I think illustrators everywhere will find it both educational and inspiring to look at how these contemporary illustrators interpreted the life stories of the historic figures they were commissioned to create illustrations about.
I’m also in love with the illustration technique itself, and how unique the use of pen-and-ink stippling and cross-hatching techniques are to each one of the illustrators. From what I’ve seen so far, the illustrators used a mixture of analogue and traditional mediums, as well as digital brushes (including digital cross-hatching brushes) and vector illustrations, to illustrate these books.
Young readers who love comic illustrations, will also be attracted to these books. Some of the illustrations in here are reminiscent of comic storytelling and graphic narratives. In one book, i.e “This is Pollock”, speech bubbles are part of busy one-page or two-page spreads, featuring illustrations that have more than one story going on. This, to an extent, reminds me of MAD magazine’s comic pages that feature a mishmash of side conversations happening at the same time on a single splash page.
The Story Behind the Launch of “This is…” book series
The Laurence King Publishing blog tells us:
“When Laurence King (the man himself) got together with art historian, Catherine Ingram, to discuss a new art book project they ripped up the art history rule book and came up with a unique, colourful series combining archive photography, text and images of artists’ work including, most importantly, specially commissioned illustrations.”
To me, the making-of this book series is as intriguing as the series itself. Therefore, I did some more digging and found an article on UK’s Creative Review website, quoting Ingram’s thoughts about the relationship between the writing and the illustrations. This is what she had to say:
“’What’s exciting is seeing where the illustrators take the story and tailor their styles. For example, Andrew [Rae]’s [Salvador] Dali illustrations have an opulence, but his [Andy] Warhol illustrations are relatively bleak.’”
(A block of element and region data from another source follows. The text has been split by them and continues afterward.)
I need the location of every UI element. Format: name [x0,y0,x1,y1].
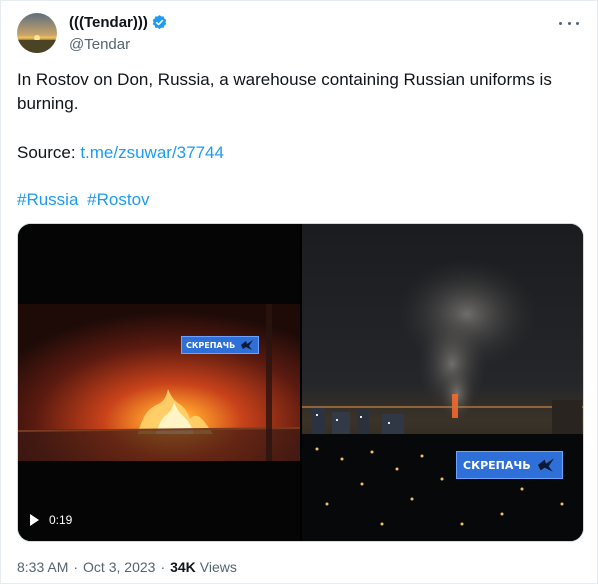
fire-video-frame [18,224,300,541]
tweet-card: (((Tendar))) @Tendar In Rostov on Don, R… [0,0,598,584]
sunset-landscape-avatar-icon [17,13,57,53]
bird-logo-icon [536,457,556,473]
photo-watermark-text: СКРЕПАЧЬ [463,458,531,472]
hashtag-list: #Russia #Rostov [17,188,154,212]
meta-separator: · [73,559,79,575]
video-thumbnail[interactable]: СКРЕПАЧЬ 0:19 [18,224,300,541]
tweet-time[interactable]: 8:33 AM [17,559,68,575]
photo-thumbnail[interactable]: СКРЕПАЧЬ [302,224,583,541]
video-duration: 0:19 [49,513,73,527]
bird-logo-icon [240,339,254,351]
tweet-date[interactable]: Oct 3, 2023 [83,559,155,575]
views-count: 34K [170,559,196,575]
source-link[interactable]: t.me/zsuwar/37744 [80,143,224,162]
city-smoke-photo [302,224,583,541]
tweet-text: In Rostov on Don, Russia, a warehouse co… [17,70,552,113]
source-label: Source: [17,143,81,162]
photo-watermark: СКРЕПАЧЬ [456,451,563,479]
hashtag-rostov[interactable]: #Rostov [87,190,149,209]
meta-separator-2: · [160,559,166,575]
avatar[interactable] [17,13,57,53]
author-name-row[interactable]: (((Tendar))) [69,14,168,31]
play-icon[interactable] [30,514,39,526]
tweet-meta: 8:33 AM · Oct 3, 2023 · 34K Views [17,559,237,575]
verified-badge-icon [151,14,168,31]
video-watermark-text: СКРЕПАЧЬ [186,340,236,350]
more-horizontal-icon[interactable] [559,17,579,29]
hashtag-russia[interactable]: #Russia [17,190,78,209]
video-watermark: СКРЕПАЧЬ [181,336,260,354]
views-label[interactable]: Views [200,559,237,575]
display-name[interactable]: (((Tendar))) [69,14,148,31]
video-controls: 0:19 [30,513,72,527]
source-line: Source: t.me/zsuwar/37744 [17,141,224,165]
author-handle[interactable]: @Tendar [69,36,130,53]
media-grid: СКРЕПАЧЬ 0:19 СКРЕПАЧЬ [17,223,584,542]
She also told Creative Review that:
“Illustrators were chosen for their ability to complement the featured artist’s work – ‘there was a rich pop vein in Andrew’s work, which was ideal for Warhol and Dali. The freewheeling documentary style of Peter [Arkle]’s illustrations was a natural fit for the bohemian Pollock.’”
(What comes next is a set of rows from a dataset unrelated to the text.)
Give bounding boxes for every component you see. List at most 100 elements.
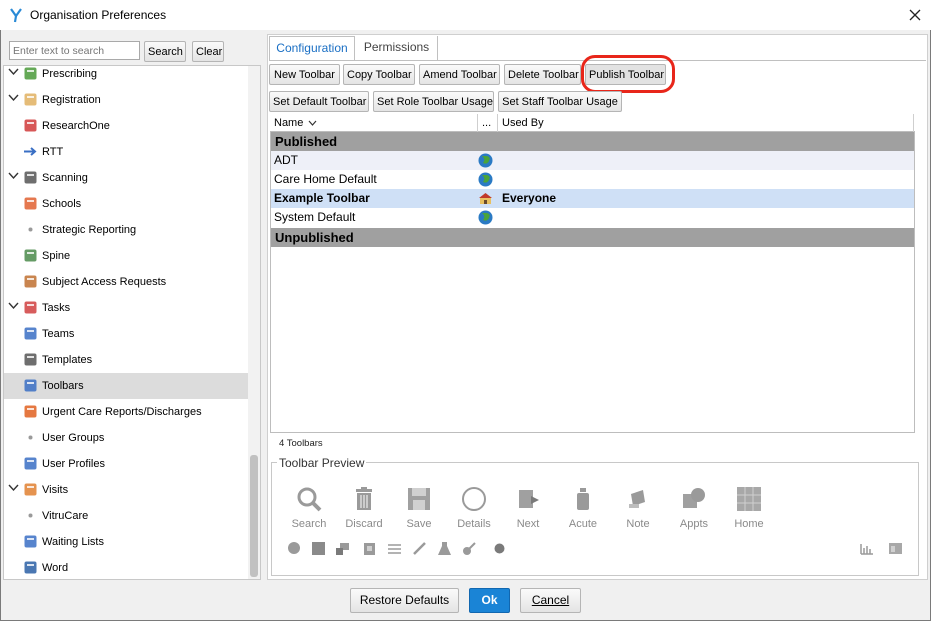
column-header-used-by[interactable]: Used By bbox=[498, 114, 914, 132]
sidebar-item-schools[interactable]: Schools bbox=[4, 191, 248, 217]
sidebar-item-label: Schools bbox=[42, 198, 82, 210]
preview-acute-label: Acute bbox=[568, 518, 598, 530]
group-header-published: Published bbox=[271, 132, 914, 151]
clipboard-icon bbox=[364, 543, 375, 555]
tab-permissions[interactable]: Permissions bbox=[356, 36, 438, 60]
table-row[interactable]: Care Home Default bbox=[271, 170, 914, 189]
urgent-care-icon bbox=[23, 404, 38, 419]
chevron-down-icon[interactable] bbox=[8, 93, 20, 105]
toolbar-name: Care Home Default bbox=[274, 172, 377, 186]
clear-button[interactable]: Clear bbox=[192, 41, 224, 62]
sidebar-item-waiting-lists[interactable]: Waiting Lists bbox=[4, 529, 248, 555]
sidebar-item-label: Urgent Care Reports/Discharges bbox=[42, 406, 202, 418]
dot-icon bbox=[23, 508, 38, 523]
shapes-icon bbox=[336, 543, 349, 555]
copy-toolbar-button[interactable]: Copy Toolbar bbox=[343, 64, 415, 85]
teams-people-icon bbox=[23, 326, 38, 341]
tab-configuration[interactable]: Configuration bbox=[269, 36, 355, 60]
sidebar-item-toolbars[interactable]: Toolbars bbox=[4, 373, 248, 399]
globe-icon bbox=[478, 210, 493, 225]
restore-defaults-button[interactable]: Restore Defaults bbox=[350, 588, 459, 613]
appointments-icon bbox=[683, 488, 705, 508]
search-button[interactable]: Search bbox=[144, 41, 186, 62]
sidebar-item-label: Scanning bbox=[42, 172, 88, 184]
chevron-down-icon[interactable] bbox=[8, 67, 20, 79]
sidebar-item-visits[interactable]: Visits bbox=[4, 477, 248, 503]
new-toolbar-button[interactable]: New Toolbar bbox=[269, 64, 340, 85]
head-profile-icon bbox=[288, 542, 300, 554]
delete-toolbar-button[interactable]: Delete Toolbar bbox=[504, 64, 581, 85]
close-icon bbox=[909, 9, 921, 21]
set-default-toolbar-button[interactable]: Set Default Toolbar bbox=[269, 91, 369, 112]
toolbar-count: 4 Toolbars bbox=[279, 438, 323, 449]
table-row[interactable]: Example Toolbar Everyone bbox=[271, 189, 914, 208]
sidebar-item-teams[interactable]: Teams bbox=[4, 321, 248, 347]
sidebar-item-strategic-reporting[interactable]: Strategic Reporting bbox=[4, 217, 248, 243]
research-cube-icon bbox=[23, 118, 38, 133]
amend-toolbar-button[interactable]: Amend Toolbar bbox=[419, 64, 500, 85]
sidebar-item-spine[interactable]: Spine bbox=[4, 243, 248, 269]
sidebar-item-label: User Profiles bbox=[42, 458, 105, 470]
cancel-button[interactable]: Cancel bbox=[520, 588, 581, 613]
tasks-clipboard-icon bbox=[23, 300, 38, 315]
search-icon bbox=[297, 487, 322, 512]
sidebar-item-label: Toolbars bbox=[42, 380, 84, 392]
home-grid-icon bbox=[737, 487, 761, 511]
sidebar-item-prescribing[interactable]: Prescribing bbox=[4, 66, 248, 87]
sidebar-item-researchone[interactable]: ResearchOne bbox=[4, 113, 248, 139]
dot-icon bbox=[23, 430, 38, 445]
sidebar-item-vitrucare[interactable]: VitruCare bbox=[4, 503, 248, 529]
tree-scrollbar-thumb[interactable] bbox=[250, 455, 258, 577]
organisation-icon bbox=[479, 193, 492, 204]
sidebar-item-tasks[interactable]: Tasks bbox=[4, 295, 248, 321]
wand-icon bbox=[413, 542, 426, 555]
lab-flask-icon bbox=[438, 542, 451, 555]
sidebar-item-rtt[interactable]: RTT bbox=[4, 139, 248, 165]
preview-home-label: Home bbox=[734, 518, 764, 530]
sidebar-item-urgent-care-reports-discharges[interactable]: Urgent Care Reports/Discharges bbox=[4, 399, 248, 425]
column-header-icon[interactable]: ... bbox=[478, 114, 498, 132]
dot-icon bbox=[494, 543, 505, 554]
note-icon bbox=[629, 490, 645, 508]
toolbar-name: Example Toolbar bbox=[274, 191, 370, 205]
set-role-toolbar-usage-button[interactable]: Set Role Toolbar Usage bbox=[373, 91, 494, 112]
preview-discard: Discard bbox=[338, 486, 390, 530]
sidebar-item-scanning[interactable]: Scanning bbox=[4, 165, 248, 191]
window-title: Organisation Preferences bbox=[30, 8, 167, 22]
sidebar-item-user-profiles[interactable]: User Profiles bbox=[4, 451, 248, 477]
globe-icon bbox=[478, 172, 493, 187]
preview-note-label: Note bbox=[626, 518, 650, 530]
sidebar-item-templates[interactable]: Templates bbox=[4, 347, 248, 373]
table-row[interactable]: ADT bbox=[271, 151, 914, 170]
chevron-down-icon[interactable] bbox=[8, 171, 20, 183]
user-profile-icon bbox=[23, 456, 38, 471]
sidebar-item-registration[interactable]: Registration bbox=[4, 87, 248, 113]
preview-save: Save bbox=[393, 486, 445, 530]
numbers-icon bbox=[388, 544, 401, 554]
prescribing-icon bbox=[23, 66, 38, 81]
search-input[interactable] bbox=[9, 41, 140, 60]
close-window-button[interactable] bbox=[904, 4, 926, 26]
sidebar-item-user-groups[interactable]: User Groups bbox=[4, 425, 248, 451]
chevron-down-icon[interactable] bbox=[8, 301, 20, 313]
set-staff-toolbar-usage-button[interactable]: Set Staff Toolbar Usage bbox=[498, 91, 622, 112]
sidebar-item-label: Prescribing bbox=[42, 68, 98, 80]
toolbar-preview-label: Toolbar Preview bbox=[277, 456, 367, 470]
school-icon bbox=[23, 196, 38, 211]
ok-button[interactable]: Ok bbox=[469, 588, 510, 613]
details-circle-icon bbox=[462, 487, 486, 511]
sidebar-item-word[interactable]: Word bbox=[4, 555, 248, 579]
globe-icon bbox=[478, 153, 493, 168]
arrow-right-icon bbox=[23, 144, 38, 159]
sidebar-item-subject-access-requests[interactable]: Subject Access Requests bbox=[4, 269, 248, 295]
preview-save-label: Save bbox=[406, 518, 432, 530]
chevron-down-icon[interactable] bbox=[8, 483, 20, 495]
app-logo-icon bbox=[10, 8, 22, 23]
column-header-name[interactable]: Name bbox=[270, 114, 478, 132]
table-row[interactable]: System Default bbox=[271, 208, 914, 227]
preview-next: Next bbox=[502, 486, 554, 530]
spine-icon bbox=[23, 248, 38, 263]
scanner-icon bbox=[23, 170, 38, 185]
preview-discard-label: Discard bbox=[345, 518, 383, 530]
waiting-list-icon bbox=[23, 534, 38, 549]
As an illustrator, I’m so inspired by the creative-direction and thinking behind this book series. Just by reading about it, I learnt so much about a genre I am truly interested in and one that I want to steer my illustration career towards.
I am truly thrilled to feature the three books in this giveaway as the first official post in my Illustration Inspiration blog series. Before I go, I would like to also thank the team at Laurence King Publishing for this one-of-a-kind giveaway and for making the time to send me the neat parcel that arrived in my mailbox a few days ago, thank you!